Airline	Destination	delayed	on time	delay_rate
ALASKA	LosAngeles	62	497	0.1109123
ALASKA	Phoenix	12	221	0.0515021
ALASKA	SanDiego	20	212	0.0862069
ALASKA	SanFrancisco	102	503	0.1685950
ALASKA	Seattle	305	1841	0.1421249
AMWEST	LosAngeles	117	694	0.1442663
AMWEST	Phoenix	415	4840	0.0789724
AMWEST	SanDiego	65	383	0.1450893
AMWEST	SanFrancisco	129	320	0.2873051
AMWEST	Seattle	61	201	0.2328244

To investigate the behavior of delay rates per destination and airline we plot the delay rate for every city with both airlines next to each other in a grouped barchart (source for the code: https://www.r-graph-gallery.com/48-grouped-barplot-with-ggplot2.html)
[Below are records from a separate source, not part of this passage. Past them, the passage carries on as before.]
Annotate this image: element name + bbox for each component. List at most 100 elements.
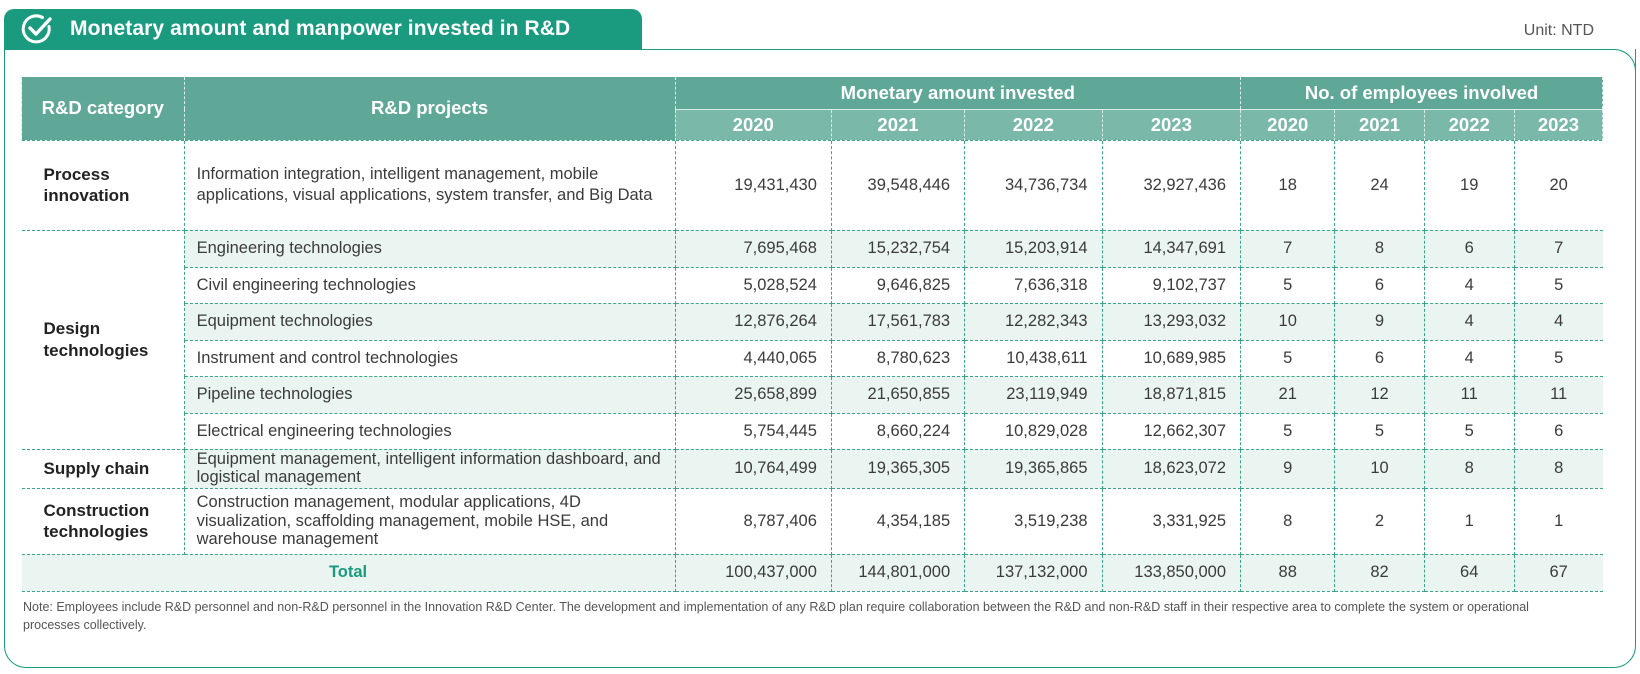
employees-cell: 5: [1334, 412, 1425, 450]
money-cell: 5,028,524: [674, 266, 832, 304]
money-cell: 8,660,224: [830, 412, 966, 450]
money-cell: 7,636,318: [964, 266, 1103, 304]
header-money-year: 2023: [1101, 109, 1242, 140]
project-cell: Information integration, intelligent man…: [183, 139, 676, 231]
total-employees-cell: 88: [1240, 553, 1336, 592]
employees-cell: 1: [1513, 487, 1603, 555]
category-cell: Construction technologies: [21, 487, 185, 555]
header-employees-group: No. of employees involved: [1240, 77, 1603, 110]
money-cell: 10,689,985: [1101, 339, 1242, 377]
employees-cell: 5: [1513, 339, 1603, 377]
table-row: Electrical engineering technologies 5,75…: [22, 412, 1603, 450]
money-cell: 3,331,925: [1101, 487, 1242, 555]
employees-cell: 9: [1334, 302, 1425, 341]
money-cell: 19,431,430: [674, 139, 832, 231]
header-money-year: 2021: [830, 109, 966, 140]
total-row: Total 100,437,000 144,801,000 137,132,00…: [21, 553, 1603, 592]
money-cell: 23,119,949: [964, 375, 1103, 414]
employees-cell: 12: [1334, 375, 1425, 414]
header-projects: R&D projects: [183, 77, 676, 140]
money-cell: 12,876,264: [674, 302, 832, 341]
money-cell: 12,662,307: [1101, 412, 1242, 450]
money-cell: 21,650,855: [830, 375, 966, 414]
table-row: Pipeline technologies 25,658,899 21,650,…: [22, 375, 1603, 414]
table-row: Construction technologies Construction m…: [21, 487, 1603, 555]
employees-cell: 4: [1423, 339, 1515, 377]
money-cell: 4,354,185: [830, 487, 966, 555]
header-employees-year: 2022: [1423, 109, 1515, 140]
table-row: Equipment technologies 12,876,264 17,561…: [22, 302, 1603, 341]
employees-cell: 7: [1513, 229, 1603, 268]
total-label: Total: [21, 553, 676, 592]
category-cell: Process innovation: [21, 139, 185, 231]
money-cell: 25,658,899: [674, 375, 832, 414]
total-employees-cell: 64: [1423, 553, 1515, 592]
money-cell: 4,440,065: [674, 339, 832, 377]
category-cell: Supply chain: [21, 448, 185, 489]
employees-cell: 19: [1423, 139, 1515, 231]
employees-cell: 4: [1423, 266, 1515, 304]
total-employees-cell: 82: [1334, 553, 1425, 592]
employees-cell: 20: [1513, 139, 1603, 231]
money-cell: 8,787,406: [674, 487, 832, 555]
employees-cell: 7: [1240, 229, 1336, 268]
employees-cell: 2: [1334, 487, 1425, 555]
table-row: Instrument and control technologies 4,44…: [22, 339, 1603, 377]
header-money-group: Monetary amount invested: [674, 77, 1242, 110]
header-employees-year: 2020: [1240, 109, 1336, 140]
money-cell: 3,519,238: [964, 487, 1103, 555]
money-cell: 13,293,032: [1101, 302, 1242, 341]
project-cell: Equipment management, intelligent inform…: [183, 448, 676, 489]
project-cell: Instrument and control technologies: [184, 339, 676, 377]
employees-cell: 8: [1423, 448, 1515, 489]
money-cell: 10,764,499: [674, 448, 832, 489]
money-cell: 18,623,072: [1101, 448, 1242, 489]
project-cell: Construction management, modular applica…: [183, 487, 676, 555]
employees-cell: 5: [1423, 412, 1515, 450]
employees-cell: 24: [1334, 139, 1425, 231]
money-cell: 34,736,734: [964, 139, 1103, 231]
employees-cell: 18: [1240, 139, 1336, 231]
employees-cell: 5: [1513, 266, 1603, 304]
money-cell: 19,365,865: [964, 448, 1103, 489]
money-cell: 15,232,754: [830, 229, 966, 268]
employees-cell: 5: [1240, 412, 1336, 450]
table-row: Design technologies Engineering technolo…: [21, 229, 1603, 450]
employees-cell: 8: [1240, 487, 1336, 555]
check-circle-icon: [20, 12, 54, 46]
header-category: R&D category: [21, 77, 185, 140]
money-cell: 15,203,914: [964, 229, 1103, 268]
employees-cell: 6: [1334, 339, 1425, 377]
employees-cell: 10: [1334, 448, 1425, 489]
employees-cell: 9: [1240, 448, 1336, 489]
employees-cell: 11: [1423, 375, 1515, 414]
page: Monetary amount and manpower invested in…: [0, 0, 1640, 674]
employees-cell: 21: [1240, 375, 1336, 414]
table-row: Process innovation Information integrati…: [21, 139, 1603, 231]
total-employees-cell: 67: [1513, 553, 1603, 592]
unit-label: Unit: NTD: [1523, 22, 1594, 39]
header-employees-year: 2023: [1513, 109, 1604, 140]
total-money-cell: 133,850,000: [1101, 553, 1242, 592]
money-cell: 7,695,468: [674, 229, 832, 268]
money-cell: 14,347,691: [1101, 229, 1242, 268]
employees-cell: 8: [1513, 448, 1603, 489]
project-cell: Electrical engineering technologies: [184, 412, 676, 450]
project-cell: Civil engineering technologies: [184, 266, 676, 304]
money-cell: 9,102,737: [1101, 266, 1242, 304]
money-cell: 12,282,343: [964, 302, 1103, 341]
employees-cell: 11: [1513, 375, 1603, 414]
employees-cell: 5: [1240, 266, 1336, 304]
money-cell: 39,548,446: [830, 139, 966, 231]
total-money-cell: 144,801,000: [830, 553, 966, 592]
money-cell: 10,438,611: [964, 339, 1103, 377]
header-money-year: 2020: [674, 109, 832, 140]
header-money-year: 2022: [964, 109, 1103, 140]
total-money-cell: 100,437,000: [674, 553, 832, 592]
employees-cell: 10: [1240, 302, 1336, 341]
employees-cell: 4: [1513, 302, 1603, 341]
total-money-cell: 137,132,000: [964, 553, 1103, 592]
money-cell: 18,871,815: [1101, 375, 1242, 414]
title-banner: Monetary amount and manpower invested in…: [4, 9, 642, 49]
money-cell: 9,646,825: [830, 266, 966, 304]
ggplot(air, aes(fill=Airline, y=delay_rate, x=reorder(Destination, delay_rate))) + 
    geom_bar(position="dodge", stat="identity") +
    xlab('Destination') +
    ylab('Delay Rate')

Conculsion

What we can see is that for every destination AMWEST has a higher delay rate than Alaska and the order of delay (from least to most) per destination is: Phoenix, San Diego, Los Angeles, Seattle and lastly San Francisco.